India’s National Human Rights Commission has ordered an investigation into the killing of 20 alleged red sandalwood smugglers last week after hearing the testimony of two witnesses.
The two men have contested the police’s account that the victims were shot in an exchange, suggesting instead the killings were staged encounter deaths.
The police have denied the claim.
The commission has ordered the men – local villagers – be given protection and an investigation be carried out.
Rights activists say more witnesses are willing to come forward to support the allegation that the men were killed in a staged encounter near the holy town of Tirupati in the state of Andhra Pradesh on 7 April.
The police say the killings took place after they challenged a group of 100 red sandalwood smugglers who attacked them with axes and stones.

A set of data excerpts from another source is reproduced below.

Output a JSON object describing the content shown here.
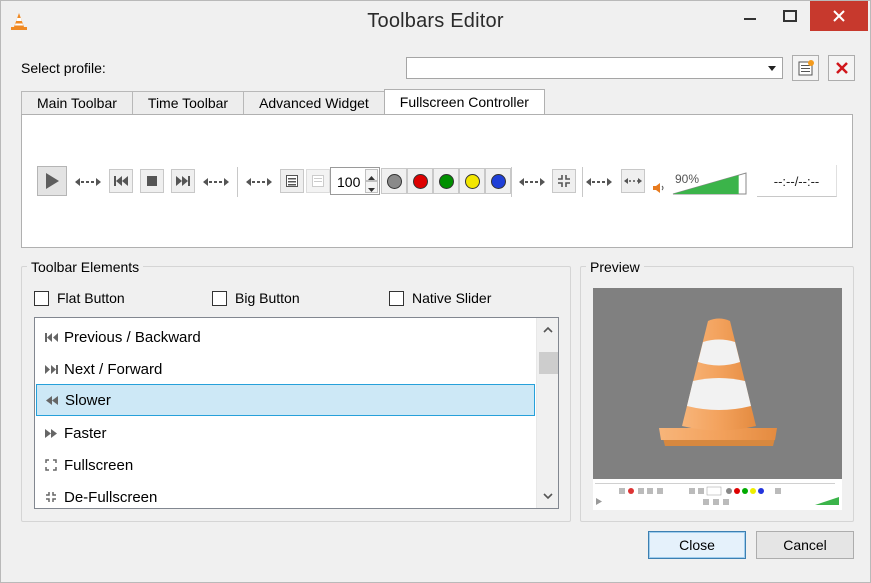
{
  "window": {
    "title": "Toolbars Editor"
  },
  "profile": {
    "label": "Select profile:",
    "value": ""
  },
  "tabs": [
    {
      "label": "Main Toolbar"
    },
    {
      "label": "Time Toolbar"
    },
    {
      "label": "Advanced Widget"
    },
    {
      "label": "Fullscreen Controller",
      "active": true
    }
  ],
  "toolbar_preview": {
    "speed_value": "100",
    "volume_percent": "90%",
    "volume_level": 0.9,
    "time_display": "--:--/--:--",
    "color_dots": [
      "#8a8a8a",
      "#dd0000",
      "#008f00",
      "#f2e600",
      "#1f3fd8"
    ]
  },
  "elements": {
    "title": "Toolbar Elements",
    "checkboxes": [
      {
        "label": "Flat Button",
        "checked": false
      },
      {
        "label": "Big Button",
        "checked": false
      },
      {
        "label": "Native Slider",
        "checked": false
      }
    ],
    "items": [
      {
        "label": "Previous / Backward",
        "icon": "previous-icon"
      },
      {
        "label": "Next / Forward",
        "icon": "next-icon"
      },
      {
        "label": "Slower",
        "icon": "slower-icon",
        "selected": true
      },
      {
        "label": "Faster",
        "icon": "faster-icon"
      },
      {
        "label": "Fullscreen",
        "icon": "fullscreen-icon"
      },
      {
        "label": "De-Fullscreen",
        "icon": "defullscreen-icon"
      }
    ]
  },
  "preview": {
    "title": "Preview"
  },
  "buttons": {
    "close": "Close",
    "cancel": "Cancel"
  },
  "colors": {
    "accent": "#26a0da",
    "selection": "#cde8f6",
    "close_hover": "#c7392d",
    "cone_orange": "#f5a25c"
  }
}
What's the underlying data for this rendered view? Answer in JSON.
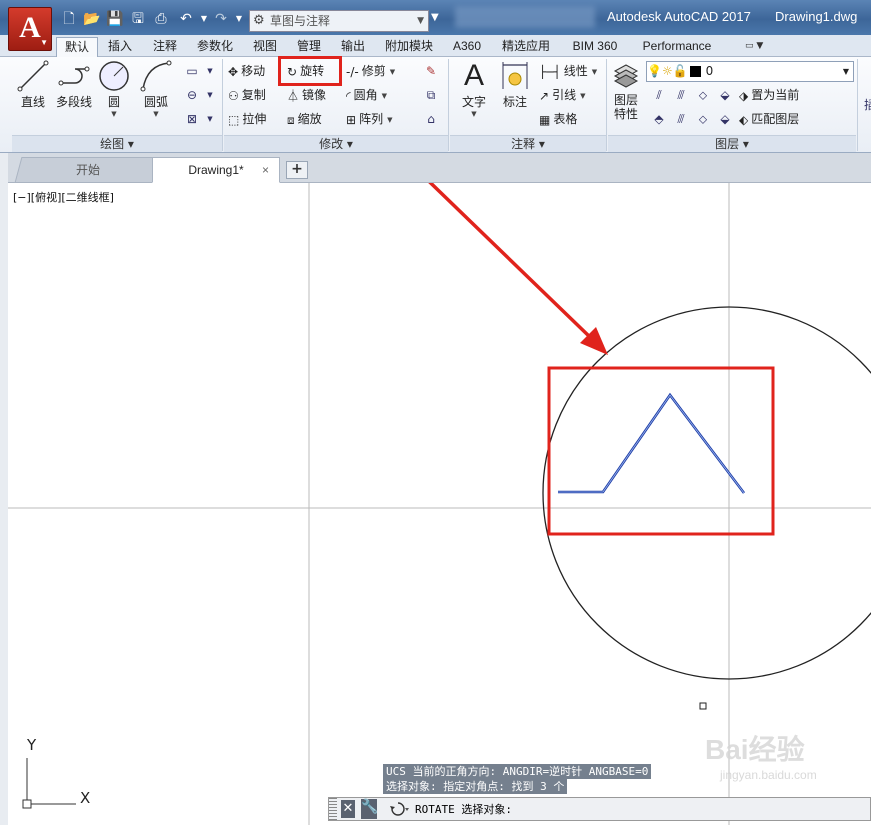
{
  "titlebar": {
    "app_logo": "A",
    "workspace": "草图与注释",
    "app_title": "Autodesk AutoCAD 2017",
    "doc_title": "Drawing1.dwg"
  },
  "ribbon_tabs": [
    "默认",
    "插入",
    "注释",
    "参数化",
    "视图",
    "管理",
    "输出",
    "附加模块",
    "A360",
    "精选应用",
    "BIM 360",
    "Performance"
  ],
  "active_tab": "默认",
  "panels": {
    "draw": {
      "title": "绘图",
      "line": "直线",
      "polyline": "多段线",
      "circle": "圆",
      "arc": "圆弧"
    },
    "modify": {
      "title": "修改",
      "move": "移动",
      "rotate": "旋转",
      "trim": "修剪",
      "copy": "复制",
      "mirror": "镜像",
      "fillet": "圆角",
      "stretch": "拉伸",
      "scale": "缩放",
      "array": "阵列"
    },
    "annotation": {
      "title": "注释",
      "text": "文字",
      "dimension": "标注",
      "linear": "线性",
      "leader": "引线",
      "table": "表格"
    },
    "layers": {
      "title": "图层",
      "properties_line1": "图层",
      "properties_line2": "特性",
      "current_layer": "0",
      "make_current": "置为当前",
      "match_layer": "匹配图层"
    }
  },
  "file_tabs": {
    "start": "开始",
    "drawing": "Drawing1*",
    "close": "×",
    "new": "+"
  },
  "viewport_label": "[−][俯视][二维线框]",
  "ucs": {
    "x": "X",
    "y": "Y"
  },
  "command": {
    "history": [
      "UCS 当前的正角方向:  ANGDIR=逆时针  ANGBASE=0",
      "选择对象: 指定对角点: 找到 3 个"
    ],
    "current": "ROTATE 选择对象:"
  },
  "watermark": {
    "logo": "Bai经验",
    "url": "jingyan.baidu.com"
  },
  "colors": {
    "highlight_red": "#e0231c",
    "selected_polyline": "#1f3fa8",
    "ribbon_bg": "#eef2f7"
  }
}
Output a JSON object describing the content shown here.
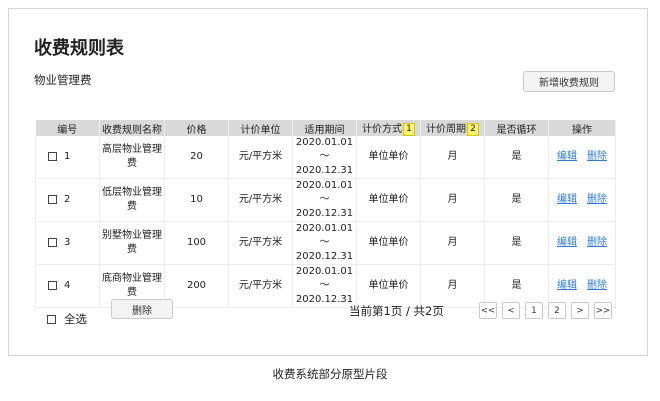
{
  "page": {
    "title": "收费规则表",
    "section": "物业管理费",
    "add_button": "新增收费规则"
  },
  "table": {
    "headers": [
      "编号",
      "收费规则名称",
      "价格",
      "计价单位",
      "适用期间",
      "计价方式",
      "计价周期",
      "是否循环",
      "操作"
    ],
    "header_tags": {
      "pricing_method": "1",
      "pricing_period": "2"
    },
    "rows": [
      {
        "no": "1",
        "name": "高层物业管理费",
        "price": "20",
        "unit": "元/平方米",
        "period": "2020.01.01～2020.12.31",
        "method": "单位单价",
        "cycle": "月",
        "recurring": "是",
        "edit": "编辑",
        "delete": "删除"
      },
      {
        "no": "2",
        "name": "低层物业管理费",
        "price": "10",
        "unit": "元/平方米",
        "period": "2020.01.01～2020.12.31",
        "method": "单位单价",
        "cycle": "月",
        "recurring": "是",
        "edit": "编辑",
        "delete": "删除"
      },
      {
        "no": "3",
        "name": "别墅物业管理费",
        "price": "100",
        "unit": "元/平方米",
        "period": "2020.01.01～2020.12.31",
        "method": "单位单价",
        "cycle": "月",
        "recurring": "是",
        "edit": "编辑",
        "delete": "删除"
      },
      {
        "no": "4",
        "name": "底商物业管理费",
        "price": "200",
        "unit": "元/平方米",
        "period": "2020.01.01～2020.12.31",
        "method": "单位单价",
        "cycle": "月",
        "recurring": "是",
        "edit": "编辑",
        "delete": "删除"
      }
    ]
  },
  "footer": {
    "select_all": "全选",
    "delete_button": "删除",
    "page_info": "当前第1页 / 共2页",
    "pager": [
      "<<",
      "<",
      "1",
      "2",
      ">",
      ">>"
    ]
  },
  "caption": "收费系统部分原型片段"
}
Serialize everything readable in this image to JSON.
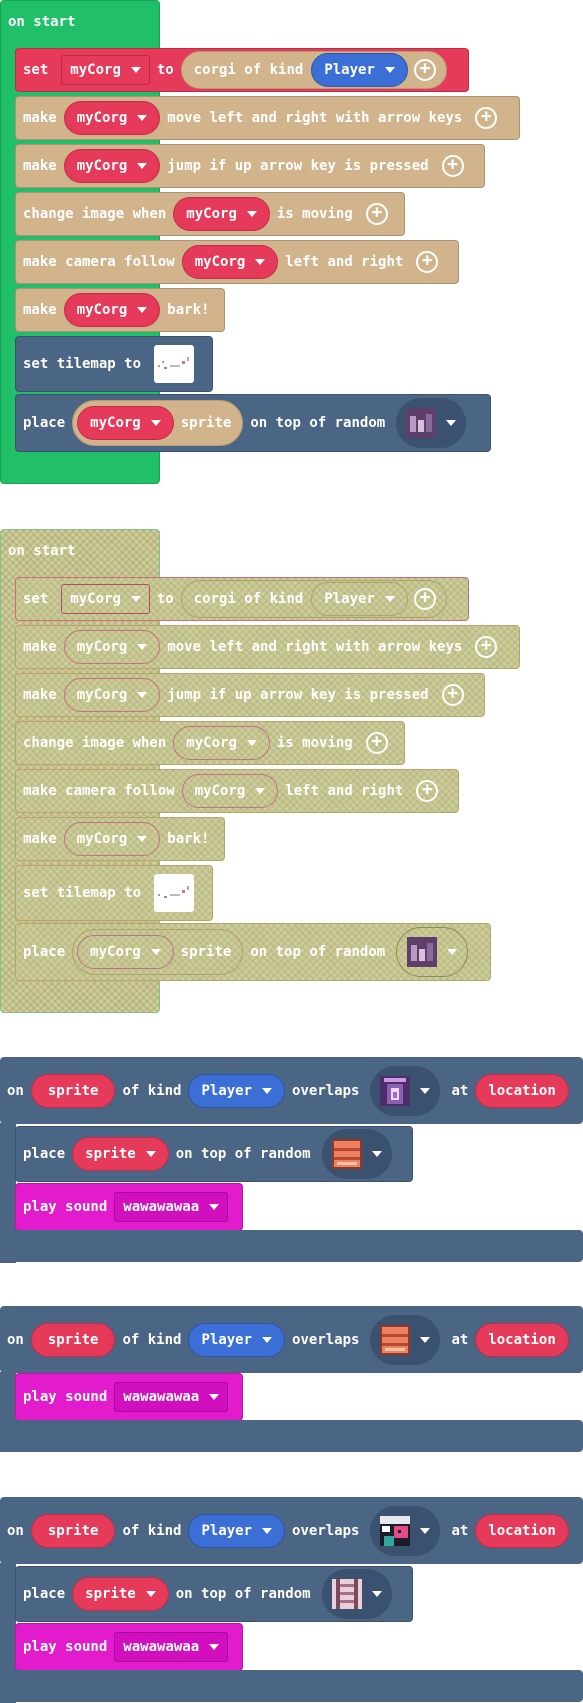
{
  "blocks": {
    "on_start": "on start",
    "set": "set",
    "to": "to",
    "make": "make",
    "corgi_of_kind": "corgi of kind",
    "move_text": "move left and right with arrow keys",
    "jump_text": "jump if up arrow key is pressed",
    "change_image_when": "change image when",
    "is_moving": "is moving",
    "make_camera_follow": "make camera follow",
    "left_and_right": "left and right",
    "bark": "bark!",
    "set_tilemap_to": "set tilemap to",
    "place": "place",
    "sprite_word": "sprite",
    "on_top_of_random": "on top of random",
    "on": "on",
    "of_kind": "of kind",
    "overlaps": "overlaps",
    "at": "at",
    "play_sound": "play sound"
  },
  "values": {
    "var_mycorg": "myCorg",
    "kind_player": "Player",
    "sprite": "sprite",
    "location": "location",
    "sound": "wawawawaa"
  },
  "colors": {
    "hat_green": "#20bf68",
    "corgi_tan": "#d2b48c",
    "variable_red": "#e63a5a",
    "scene_slate": "#4b6584",
    "kind_blue": "#3b6fd6",
    "music_magenta": "#e21bcd"
  },
  "icons": {
    "dropdown": "triangle-down",
    "add": "plus-circle",
    "tilemap": "tilemap-thumbnail",
    "tile_purple": "purple-tile-image",
    "tile_door": "door-tile-image",
    "tile_crate": "crate-tile-image",
    "tile_ladder": "ladder-tile-image",
    "tile_face": "face-tile-image"
  }
}
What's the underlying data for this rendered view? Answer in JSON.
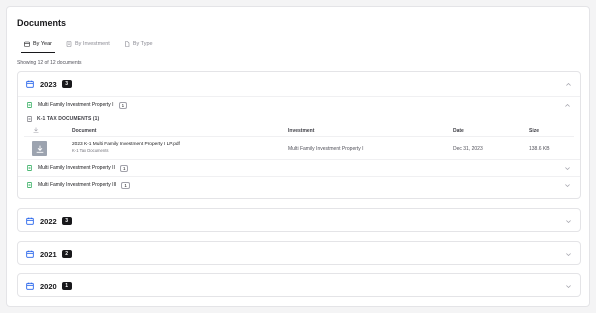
{
  "page": {
    "title": "Documents",
    "tabs": [
      "By Year",
      "By Investment",
      "By Type"
    ],
    "showing": "Showing 12 of 12 documents"
  },
  "years": [
    {
      "year": "2023",
      "count": "3",
      "expanded": true
    },
    {
      "year": "2022",
      "count": "3",
      "expanded": false
    },
    {
      "year": "2021",
      "count": "2",
      "expanded": false
    },
    {
      "year": "2020",
      "count": "1",
      "expanded": false
    }
  ],
  "y2023": {
    "properties": [
      {
        "name": "Multi Family Investment Property I",
        "count": "1"
      },
      {
        "name": "Multi Family Investment Property II",
        "count": "1"
      },
      {
        "name": "Multi Family Investment Property III",
        "count": "1"
      }
    ],
    "category": "K-1 TAX DOCUMENTS (1)",
    "table": {
      "headers": [
        "Document",
        "Investment",
        "Date",
        "Size"
      ],
      "row": {
        "file": "2023 K-1 Multi Family Investment Property I LP.pdf",
        "subtitle": "K-1 Tax Documents",
        "investment": "Multi Family Investment Property I",
        "date": "Dec 31, 2023",
        "size": "138.6 KB"
      }
    }
  },
  "colors": {
    "accent": "#2563eb",
    "doc_icon": "#16a34a",
    "badge": "#18181b"
  }
}
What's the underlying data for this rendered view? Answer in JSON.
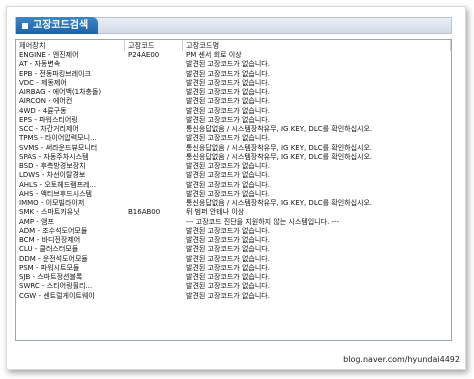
{
  "window": {
    "title": "고장코드검색"
  },
  "table": {
    "columns": [
      "제어장치",
      "고장코드",
      "고장코드명"
    ],
    "rows": [
      [
        "ENGINE - 엔진제어",
        "P24AE00",
        "PM 센서 회로 이상"
      ],
      [
        "AT - 자동변속",
        "",
        "발견된 고장코드가 없습니다."
      ],
      [
        "EPB - 전동파킹브레이크",
        "",
        "발견된 고장코드가 없습니다."
      ],
      [
        "VDC - 제동제어",
        "",
        "발견된 고장코드가 없습니다."
      ],
      [
        "AIRBAG - 에어백(1차충돌)",
        "",
        "발견된 고장코드가 없습니다."
      ],
      [
        "AIRCON - 에어컨",
        "",
        "발견된 고장코드가 없습니다."
      ],
      [
        "4WD - 4륜구동",
        "",
        "발견된 고장코드가 없습니다."
      ],
      [
        "EPS - 파워스티어링",
        "",
        "발견된 고장코드가 없습니다."
      ],
      [
        "SCC - 차간거리제어",
        "",
        "통신응답없음 / 시스템장착유무, IG KEY, DLC를 확인하십시오."
      ],
      [
        "TPMS - 타이어압력모니...",
        "",
        "발견된 고장코드가 없습니다."
      ],
      [
        "SVMS - 써라운드뷰모니터",
        "",
        "통신응답없음 / 시스템장착유무, IG KEY, DLC를 확인하십시오."
      ],
      [
        "SPAS - 자동주차시스템",
        "",
        "통신응답없음 / 시스템장착유무, IG KEY, DLC를 확인하십시오."
      ],
      [
        "BSD - 후측방경보장치",
        "",
        "발견된 고장코드가 없습니다."
      ],
      [
        "LDWS - 차선이탈경보",
        "",
        "발견된 고장코드가 없습니다."
      ],
      [
        "AHLS - 오토헤드램프레...",
        "",
        "발견된 고장코드가 없습니다."
      ],
      [
        "AHS - 액티브후드시스템",
        "",
        "발견된 고장코드가 없습니다."
      ],
      [
        "IMMO - 이모빌라이저",
        "",
        "통신응답없음 / 시스템장착유무, IG KEY, DLC를 확인하십시오."
      ],
      [
        "SMK - 스마트키유닛",
        "B16AB00",
        "뒤 범퍼 안테나 이상"
      ],
      [
        "AMP - 앰프",
        "",
        "--- 고장코드 진단을 지원하지 않는 시스템입니다. ---"
      ],
      [
        "ADM - 조수석도어모듈",
        "",
        "발견된 고장코드가 없습니다."
      ],
      [
        "BCM - 바디전장제어",
        "",
        "발견된 고장코드가 없습니다."
      ],
      [
        "CLU - 클러스터모듈",
        "",
        "발견된 고장코드가 없습니다."
      ],
      [
        "DDM - 운전석도어모듈",
        "",
        "발견된 고장코드가 없습니다."
      ],
      [
        "PSM - 파워시트모듈",
        "",
        "발견된 고장코드가 없습니다."
      ],
      [
        "SJB - 스마트정션블록",
        "",
        "발견된 고장코드가 없습니다."
      ],
      [
        "SWRC - 스티어링휠리...",
        "",
        "발견된 고장코드가 없습니다."
      ],
      [
        "CGW - 센트럴게이트웨이",
        "",
        "발견된 고장코드가 없습니다."
      ]
    ]
  },
  "watermark": "blog.naver.com/hyundai4492"
}
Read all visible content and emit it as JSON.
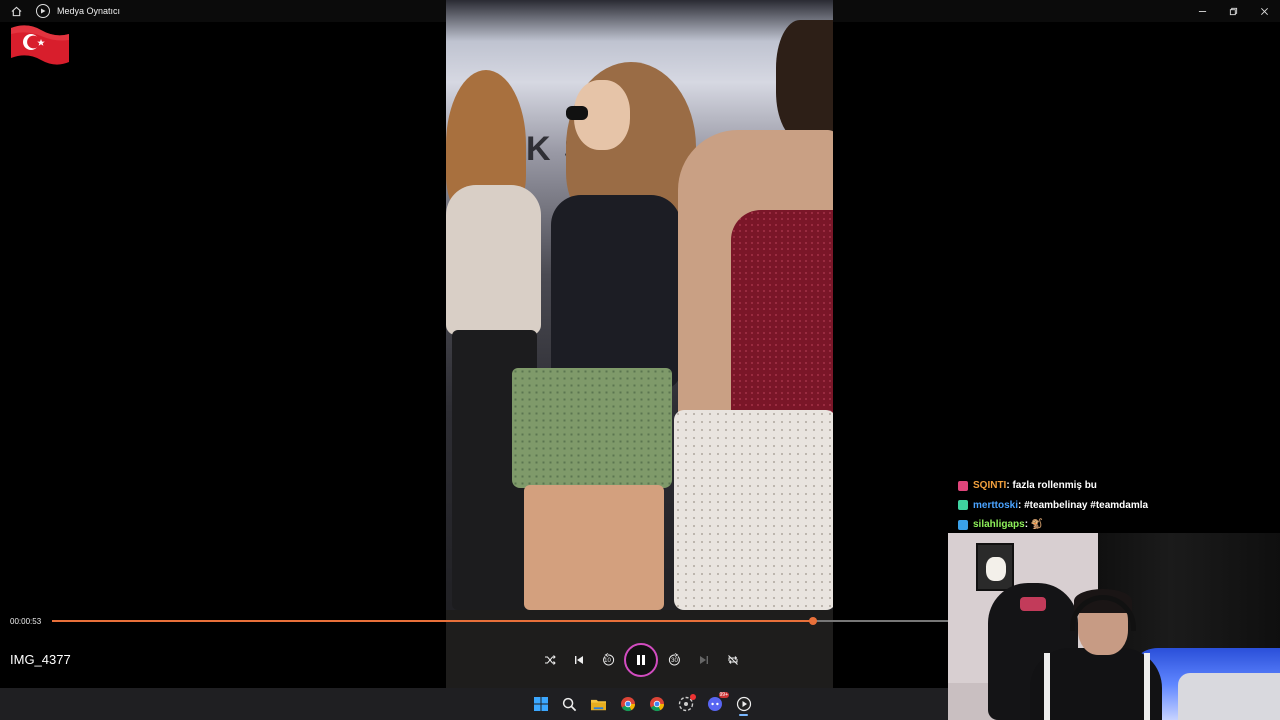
{
  "window": {
    "title": "Medya Oynatıcı"
  },
  "player": {
    "current_time": "00:00:53",
    "progress_fraction": 0.849,
    "file_name": "IMG_4377",
    "skip_back_label": "10",
    "skip_forward_label": "30",
    "state": "playing"
  },
  "colors": {
    "accent": "#e8703a",
    "play_ring": "#d24cc0"
  },
  "taskbar": {
    "apps": [
      "windows-start-icon",
      "search-icon",
      "file-explorer-icon",
      "chrome-icon",
      "chrome-icon",
      "app-icon",
      "discord-icon",
      "media-player-icon"
    ],
    "discord_badge": "99+"
  },
  "chat": {
    "messages": [
      {
        "user": "SQINTI",
        "text": " : fazla rollenmiş bu",
        "user_color": "#f2a03d",
        "badge_color": "#e0457b"
      },
      {
        "user": "merttoski",
        "text": " : #teambelinay #teamdamla",
        "user_color": "#4aa3ff",
        "badge_color": "#3fd3a0"
      },
      {
        "user": "silahligaps",
        "text": " : 🐒",
        "user_color": "#8ef05a",
        "badge_color": "#3aa0e8"
      }
    ]
  }
}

Sandalwood smuggling is rampant in southern India, with a tonne selling for tens of thousands of dollars on the international black market.
Red sandalwood or red sanders is a species of tree endemic to the Western Ghats of India.
The tree is prized for its rich red wood, mainly for making furniture, and is not to be confused with the highly aromatic sandalwood trees that are native to southern India.
Most of those killed are believed to be Tamils and there was an angry reaction in Tamil Nadu to the killing.
Correspondents say the loggers are often tribespeople or other poor migrant workers from Tamil Nadu.
India banned the sale of red sandalwood in 2000.